California's Mojave Solar project is spread across 1,765 acres of land.
The project is built in two sections, Alpha and Beta. Credit: California Energy Commission.
The facility is equipped with advanced parabolic trough technology. Credit: AndrewBuck.

The Mojave Solar Project (MSP) is a 250MW solar thermal power facility located in San Bernardino County, California, US. The site is located 100 miles (160.9km) away from Los Angeles.

Abengoa Solar, through its subsidiary Mojave Solar, built, operates and maintains the plant. Construction of the project started in 2011 with commercial operations following in December 2014.

The facility generates enough power to serve 54,000 households and reduces 355,000t of CO₂ emissions per year. It is designed for an operational life of 30 years and will produce 617,000MWh of power per year.

Pacific Gas & Electric (PG&E) will purchase the power generated from the solar thermal facility as part of a 25-year power purchase agreement (PPA) with Abengoa Solar.

The project will benefit the state economically and environmentally, supporting the state’s goal for clean energy. The estimated investment was $1.6bn.

Location of Mojave Solar facility

The Mojave solar thermal facility is built across an area of 1,765 acres (714.2ha) of land, located approximately nine miles (14.5km) away from the Hinkley community, near Harper Dry Lake.

The site is divided into two parts (or power islands) of 125MW each, with an interconnection substation in the middle.

Located in the north-west, the Alpha site contains part of the solar assembly over 884 acres. The Beta site, located in the south-east, hosts the remaining solar mirrors in 800 acres.

Power generated from the two sites is transmitted to the central interconnecting substation.

Technology at the solar thermal power facility

The cutting-edge concentrating solar technology generates electricity by reflecting solar rays from the array of parabolic trough mirror assemblies onto a heat collection element.

Parabolic mirrors are installed in parallel rows on the trough assemblies, in a north-south alignment. The mirrors store the solar radiation on a receiver tube.

The heat collection element receives the heat from the mirror assembly and uses it to raise the temperature of a fluid that is passed to solar steam generator heat exchangers. The steam emanating from these exchangers is fed to two steam turbine generators that produce electricity.

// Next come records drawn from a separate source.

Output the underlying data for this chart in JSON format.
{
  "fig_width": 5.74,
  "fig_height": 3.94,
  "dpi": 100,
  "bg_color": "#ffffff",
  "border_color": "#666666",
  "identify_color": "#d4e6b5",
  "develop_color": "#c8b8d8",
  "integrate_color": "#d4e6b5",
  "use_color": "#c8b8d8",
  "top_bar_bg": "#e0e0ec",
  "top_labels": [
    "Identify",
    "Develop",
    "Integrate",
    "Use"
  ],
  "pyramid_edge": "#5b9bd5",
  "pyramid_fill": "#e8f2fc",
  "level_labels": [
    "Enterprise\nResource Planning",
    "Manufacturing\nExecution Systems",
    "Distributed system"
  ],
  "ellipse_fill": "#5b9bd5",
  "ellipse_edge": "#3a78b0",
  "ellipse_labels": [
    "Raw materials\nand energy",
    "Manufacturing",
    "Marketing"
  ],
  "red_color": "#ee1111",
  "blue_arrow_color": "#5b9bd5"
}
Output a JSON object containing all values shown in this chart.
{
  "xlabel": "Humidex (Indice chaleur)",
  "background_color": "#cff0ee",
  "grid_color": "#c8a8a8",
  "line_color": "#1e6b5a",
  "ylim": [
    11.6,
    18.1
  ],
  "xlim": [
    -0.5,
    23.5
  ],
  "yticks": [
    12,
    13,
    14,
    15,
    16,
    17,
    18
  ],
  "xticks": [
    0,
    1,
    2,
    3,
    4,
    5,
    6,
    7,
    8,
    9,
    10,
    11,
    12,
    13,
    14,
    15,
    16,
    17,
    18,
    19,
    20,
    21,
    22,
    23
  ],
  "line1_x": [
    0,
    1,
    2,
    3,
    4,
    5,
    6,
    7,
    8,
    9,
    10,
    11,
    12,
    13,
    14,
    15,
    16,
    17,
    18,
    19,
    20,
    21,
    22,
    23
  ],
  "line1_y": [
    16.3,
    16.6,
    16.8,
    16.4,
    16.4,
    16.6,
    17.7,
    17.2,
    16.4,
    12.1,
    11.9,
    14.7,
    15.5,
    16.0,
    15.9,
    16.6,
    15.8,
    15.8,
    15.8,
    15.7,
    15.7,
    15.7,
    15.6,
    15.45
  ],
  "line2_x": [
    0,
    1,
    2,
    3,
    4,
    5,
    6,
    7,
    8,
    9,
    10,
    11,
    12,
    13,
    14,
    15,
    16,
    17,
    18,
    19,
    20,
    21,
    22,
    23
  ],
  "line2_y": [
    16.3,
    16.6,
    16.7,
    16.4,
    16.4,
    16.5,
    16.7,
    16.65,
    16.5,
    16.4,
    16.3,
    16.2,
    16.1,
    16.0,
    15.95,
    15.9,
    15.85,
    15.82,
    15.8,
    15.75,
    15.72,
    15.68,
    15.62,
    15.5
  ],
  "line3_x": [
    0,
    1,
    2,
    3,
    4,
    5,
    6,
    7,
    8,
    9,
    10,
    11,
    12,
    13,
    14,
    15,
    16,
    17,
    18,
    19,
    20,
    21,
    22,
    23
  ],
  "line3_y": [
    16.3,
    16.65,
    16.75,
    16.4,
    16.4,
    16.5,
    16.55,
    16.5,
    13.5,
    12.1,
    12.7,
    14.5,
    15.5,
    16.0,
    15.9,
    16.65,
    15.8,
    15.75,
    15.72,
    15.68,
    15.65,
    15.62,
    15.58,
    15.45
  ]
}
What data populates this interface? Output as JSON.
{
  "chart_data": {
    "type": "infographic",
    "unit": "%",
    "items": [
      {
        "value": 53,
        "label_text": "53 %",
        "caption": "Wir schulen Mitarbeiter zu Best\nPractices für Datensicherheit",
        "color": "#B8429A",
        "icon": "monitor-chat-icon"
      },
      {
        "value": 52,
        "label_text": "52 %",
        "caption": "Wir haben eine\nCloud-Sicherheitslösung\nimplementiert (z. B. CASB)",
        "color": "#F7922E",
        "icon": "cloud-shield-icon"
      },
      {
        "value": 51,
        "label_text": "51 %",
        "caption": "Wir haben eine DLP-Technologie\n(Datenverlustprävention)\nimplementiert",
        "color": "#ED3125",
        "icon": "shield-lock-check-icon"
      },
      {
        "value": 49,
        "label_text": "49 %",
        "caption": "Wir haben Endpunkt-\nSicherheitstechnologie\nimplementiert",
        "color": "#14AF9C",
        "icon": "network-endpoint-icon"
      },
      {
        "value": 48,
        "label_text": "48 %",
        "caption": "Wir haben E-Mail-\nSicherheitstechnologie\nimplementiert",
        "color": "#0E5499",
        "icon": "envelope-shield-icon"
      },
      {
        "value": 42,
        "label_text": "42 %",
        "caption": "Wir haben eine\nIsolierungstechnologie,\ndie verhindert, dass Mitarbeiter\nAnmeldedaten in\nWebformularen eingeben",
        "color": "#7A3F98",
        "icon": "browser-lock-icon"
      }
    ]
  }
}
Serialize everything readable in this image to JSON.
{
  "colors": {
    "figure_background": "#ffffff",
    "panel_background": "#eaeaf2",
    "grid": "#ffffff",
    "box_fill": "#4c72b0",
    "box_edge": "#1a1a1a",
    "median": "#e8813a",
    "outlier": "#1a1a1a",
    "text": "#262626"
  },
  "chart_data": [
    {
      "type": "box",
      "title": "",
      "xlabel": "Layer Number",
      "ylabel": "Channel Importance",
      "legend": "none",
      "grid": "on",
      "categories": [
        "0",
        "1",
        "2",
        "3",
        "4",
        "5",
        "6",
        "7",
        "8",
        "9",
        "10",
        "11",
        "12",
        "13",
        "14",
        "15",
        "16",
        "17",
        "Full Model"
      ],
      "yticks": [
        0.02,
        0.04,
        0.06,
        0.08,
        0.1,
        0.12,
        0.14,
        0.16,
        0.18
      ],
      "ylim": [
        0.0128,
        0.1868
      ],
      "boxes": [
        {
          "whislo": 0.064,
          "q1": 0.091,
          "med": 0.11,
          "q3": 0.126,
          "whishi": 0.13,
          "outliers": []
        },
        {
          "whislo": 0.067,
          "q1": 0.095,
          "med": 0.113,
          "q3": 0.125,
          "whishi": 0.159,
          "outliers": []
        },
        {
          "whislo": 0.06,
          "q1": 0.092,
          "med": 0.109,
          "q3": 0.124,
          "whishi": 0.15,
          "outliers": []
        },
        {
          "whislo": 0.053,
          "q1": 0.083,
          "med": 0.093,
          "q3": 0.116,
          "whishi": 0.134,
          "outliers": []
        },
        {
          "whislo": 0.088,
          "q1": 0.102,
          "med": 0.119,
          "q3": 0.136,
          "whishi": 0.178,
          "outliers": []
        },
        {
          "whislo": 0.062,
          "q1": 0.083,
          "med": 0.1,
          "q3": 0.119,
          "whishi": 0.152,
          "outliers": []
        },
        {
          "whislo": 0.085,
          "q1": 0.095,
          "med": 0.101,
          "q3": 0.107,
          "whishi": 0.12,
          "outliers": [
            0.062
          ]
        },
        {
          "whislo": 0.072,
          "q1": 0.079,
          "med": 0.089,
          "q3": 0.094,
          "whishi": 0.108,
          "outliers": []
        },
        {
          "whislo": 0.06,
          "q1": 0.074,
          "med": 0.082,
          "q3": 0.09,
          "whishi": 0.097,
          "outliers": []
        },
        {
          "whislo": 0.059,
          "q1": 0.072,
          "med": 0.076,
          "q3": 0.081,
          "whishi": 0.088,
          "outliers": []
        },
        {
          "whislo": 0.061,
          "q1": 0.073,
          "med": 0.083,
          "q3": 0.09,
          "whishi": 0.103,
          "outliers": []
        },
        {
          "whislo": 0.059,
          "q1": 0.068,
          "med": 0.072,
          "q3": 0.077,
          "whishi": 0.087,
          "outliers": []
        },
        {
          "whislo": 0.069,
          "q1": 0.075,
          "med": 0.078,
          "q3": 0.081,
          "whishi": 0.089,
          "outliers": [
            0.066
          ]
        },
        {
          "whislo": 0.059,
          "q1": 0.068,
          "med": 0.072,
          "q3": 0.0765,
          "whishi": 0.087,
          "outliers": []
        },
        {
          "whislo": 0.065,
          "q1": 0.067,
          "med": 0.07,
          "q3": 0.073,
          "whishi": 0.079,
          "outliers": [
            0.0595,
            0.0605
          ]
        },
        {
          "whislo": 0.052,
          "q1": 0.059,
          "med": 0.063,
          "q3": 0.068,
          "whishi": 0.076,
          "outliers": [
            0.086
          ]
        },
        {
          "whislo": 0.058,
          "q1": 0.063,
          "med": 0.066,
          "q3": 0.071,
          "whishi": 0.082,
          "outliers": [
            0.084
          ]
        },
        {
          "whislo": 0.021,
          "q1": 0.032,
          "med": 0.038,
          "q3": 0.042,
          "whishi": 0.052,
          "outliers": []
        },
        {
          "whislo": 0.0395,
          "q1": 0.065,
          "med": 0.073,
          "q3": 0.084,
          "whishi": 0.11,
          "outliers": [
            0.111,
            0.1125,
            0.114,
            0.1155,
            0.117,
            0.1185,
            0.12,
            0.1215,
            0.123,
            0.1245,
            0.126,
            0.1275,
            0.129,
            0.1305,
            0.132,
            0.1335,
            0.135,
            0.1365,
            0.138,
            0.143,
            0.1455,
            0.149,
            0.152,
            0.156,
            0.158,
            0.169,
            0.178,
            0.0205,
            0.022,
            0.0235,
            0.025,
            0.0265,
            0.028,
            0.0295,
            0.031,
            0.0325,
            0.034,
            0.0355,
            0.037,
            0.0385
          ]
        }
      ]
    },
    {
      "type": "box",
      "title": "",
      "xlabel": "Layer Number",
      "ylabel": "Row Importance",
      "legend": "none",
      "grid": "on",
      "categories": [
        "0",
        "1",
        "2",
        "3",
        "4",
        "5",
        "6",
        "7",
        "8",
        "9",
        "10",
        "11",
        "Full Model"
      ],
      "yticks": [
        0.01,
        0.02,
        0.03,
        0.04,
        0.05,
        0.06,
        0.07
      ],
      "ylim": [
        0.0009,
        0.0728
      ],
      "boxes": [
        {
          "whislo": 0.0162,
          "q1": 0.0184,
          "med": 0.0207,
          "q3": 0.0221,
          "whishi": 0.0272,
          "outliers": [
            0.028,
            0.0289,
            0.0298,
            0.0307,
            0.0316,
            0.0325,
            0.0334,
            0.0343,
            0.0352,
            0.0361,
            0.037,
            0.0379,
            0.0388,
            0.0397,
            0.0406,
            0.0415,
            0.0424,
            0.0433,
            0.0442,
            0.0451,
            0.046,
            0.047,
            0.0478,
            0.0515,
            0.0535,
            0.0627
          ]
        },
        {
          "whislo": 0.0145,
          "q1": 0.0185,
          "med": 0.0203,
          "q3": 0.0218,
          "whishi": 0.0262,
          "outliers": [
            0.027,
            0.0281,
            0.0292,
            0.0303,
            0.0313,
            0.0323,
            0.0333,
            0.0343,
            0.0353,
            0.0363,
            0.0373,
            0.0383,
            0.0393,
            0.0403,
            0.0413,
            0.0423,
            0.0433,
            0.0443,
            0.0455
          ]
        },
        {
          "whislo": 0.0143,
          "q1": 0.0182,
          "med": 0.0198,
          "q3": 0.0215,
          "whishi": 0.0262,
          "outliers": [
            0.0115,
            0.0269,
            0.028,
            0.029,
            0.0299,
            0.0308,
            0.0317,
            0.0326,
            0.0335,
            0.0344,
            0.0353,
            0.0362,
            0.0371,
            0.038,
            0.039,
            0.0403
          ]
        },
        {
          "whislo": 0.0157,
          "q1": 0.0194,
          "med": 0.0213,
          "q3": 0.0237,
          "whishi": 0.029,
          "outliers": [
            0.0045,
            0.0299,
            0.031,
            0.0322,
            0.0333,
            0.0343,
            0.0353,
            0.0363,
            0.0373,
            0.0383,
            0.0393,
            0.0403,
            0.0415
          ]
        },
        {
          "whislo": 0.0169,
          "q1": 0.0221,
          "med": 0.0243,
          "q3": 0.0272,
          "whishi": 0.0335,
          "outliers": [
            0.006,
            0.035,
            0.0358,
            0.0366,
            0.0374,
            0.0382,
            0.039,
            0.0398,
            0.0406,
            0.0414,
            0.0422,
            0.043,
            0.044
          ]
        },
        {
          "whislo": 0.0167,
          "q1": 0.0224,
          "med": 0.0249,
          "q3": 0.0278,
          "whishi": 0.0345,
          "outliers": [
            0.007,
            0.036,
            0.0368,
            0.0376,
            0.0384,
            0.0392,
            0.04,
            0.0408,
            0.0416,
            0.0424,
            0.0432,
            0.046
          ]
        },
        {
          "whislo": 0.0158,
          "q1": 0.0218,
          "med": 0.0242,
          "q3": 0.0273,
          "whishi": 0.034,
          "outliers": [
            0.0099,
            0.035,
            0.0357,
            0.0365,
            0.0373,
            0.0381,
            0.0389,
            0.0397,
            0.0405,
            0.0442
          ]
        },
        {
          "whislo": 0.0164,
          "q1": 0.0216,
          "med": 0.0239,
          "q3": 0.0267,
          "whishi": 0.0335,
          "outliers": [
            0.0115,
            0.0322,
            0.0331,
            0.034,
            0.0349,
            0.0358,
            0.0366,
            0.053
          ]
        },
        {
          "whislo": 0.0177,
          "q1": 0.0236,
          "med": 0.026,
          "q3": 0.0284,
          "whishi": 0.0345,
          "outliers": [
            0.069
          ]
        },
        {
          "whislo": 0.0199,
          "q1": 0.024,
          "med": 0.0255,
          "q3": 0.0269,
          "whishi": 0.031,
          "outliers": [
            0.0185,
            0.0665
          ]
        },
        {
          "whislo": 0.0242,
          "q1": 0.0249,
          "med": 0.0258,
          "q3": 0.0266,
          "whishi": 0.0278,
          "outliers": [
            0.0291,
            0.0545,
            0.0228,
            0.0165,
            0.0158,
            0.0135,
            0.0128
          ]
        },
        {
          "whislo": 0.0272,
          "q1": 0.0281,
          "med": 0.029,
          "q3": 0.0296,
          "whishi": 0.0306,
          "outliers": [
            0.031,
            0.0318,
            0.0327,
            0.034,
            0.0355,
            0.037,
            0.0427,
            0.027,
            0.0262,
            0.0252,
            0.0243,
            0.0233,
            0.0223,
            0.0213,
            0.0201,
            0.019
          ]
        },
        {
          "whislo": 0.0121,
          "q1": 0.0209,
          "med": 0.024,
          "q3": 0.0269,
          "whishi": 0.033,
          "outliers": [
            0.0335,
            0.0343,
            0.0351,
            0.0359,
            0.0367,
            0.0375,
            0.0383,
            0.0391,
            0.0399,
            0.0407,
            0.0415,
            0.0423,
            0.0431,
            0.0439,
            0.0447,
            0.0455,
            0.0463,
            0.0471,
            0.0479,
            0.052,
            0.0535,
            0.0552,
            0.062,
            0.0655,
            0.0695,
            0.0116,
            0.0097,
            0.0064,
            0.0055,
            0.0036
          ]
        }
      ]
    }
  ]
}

A wet cooling tower has also been built. It consists of a shell and tube heat exchanger that uses groundwater to cool down the exhaust steam from the turbines to condensate. It uses approximately 2.65 million cubic metres of groundwater a year.

In addition, administration and mirror assembly buildings have been constructed at the site. The assembling building is now being used as a warehouse. In total, the project involved 185,000 square feet of new buildings.

SCE grid network connection

Electricity generated by the plant is fed to the grid network of Southern California Edison (SCE). A new substation has been constructed at Lockhart to interconnect the MSP with the Coolwater-Kramer 220kV transmission line owned by SCE and other substations in the region.

The Lockhart substation is located within the MSP site, spread across ten acres of land.

The interconnection with various substations of the region required approximately 100 miles (160.9km) of new fibre optical wires. These fall outside of the project area.

Mojave Solar contractors

Abentey, a joint venture between Teyma International and Abener Energía, was awarded the engineering, procurement and construction (EPC) contract of the project.

Aspen provided the environmental impact assessment for the project, assisting the California Energy Commission with the project approval process.

Ram Jack Solar Solutions was contracted for the construction of foundations for the solar structures.

The US Department of Energy (DOE) approved a $1.2bn loan guarantee, which was issued through the loan programme office.